People with untreated presbyopia may hold books, magazines, newspapers, and menus at arm’s length in order to focus properly. Performing other tasks at close range, such as crafts or handwriting, can also cause eyestrain and discomfort in those who have developed presbyopia. When it comes to correcting presbyopia, there are a few alternatives, whether you are a glasses or contact lens wearer.
The thing with reading glasses is that they are mostly useful for contact lens wearers or for people who don’t already need glasses for problems with distance vision. You can purchase these basically anywhere, but it’s best not to get a pair before you’ve had a comprehensive eye exam. Too often simple reading glasses may help for brief periods of time but they can eventually result in eyestrain when worn for a long time.

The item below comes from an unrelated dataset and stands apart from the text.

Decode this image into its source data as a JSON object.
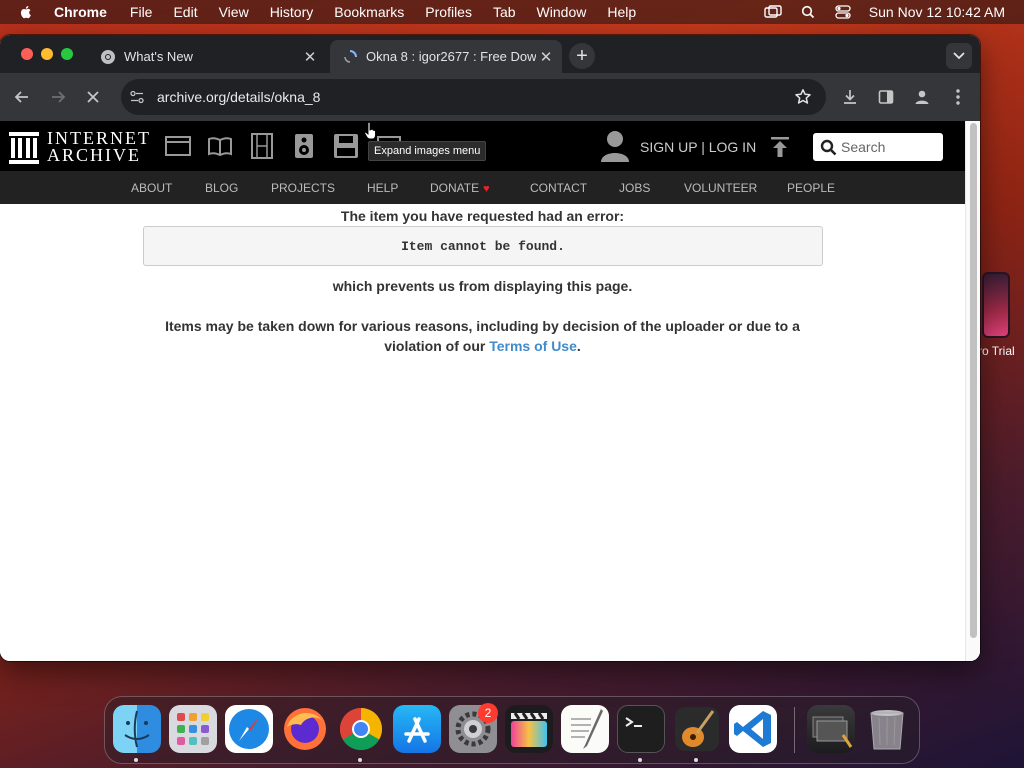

If you don’t want to switch back and forth between different pairs of glasses, consider bifocal or multi-focal corrective lenses, or PALs (progressive addition lenses), which a lot of people respond really well to. Essentially, these are eyeglasses with separate points of focus; the lower part has the prescription for seeing at close range. Contact lens wearers should speak to their eye care specialist to find out about multifocal contact lenses, or a treatment technique called monovision. Monovision is when one eye wears a lens for distance vision and one eye wears a lens for close vision.
Since your vision continues to change as you grow older, it’s fair to anticipate adjusting your prescription periodically. But it’s also crucial to understand your options before you decide the direction you want head in when it comes to your vision; you can be susceptible to presbyopia, even if you’ve had refractive surgery in the past.
It’s best to speak to your eye care professional for an informed view on the matter. Presbyopia is a part of middle age, but the decisions you make regarding it is in your hands.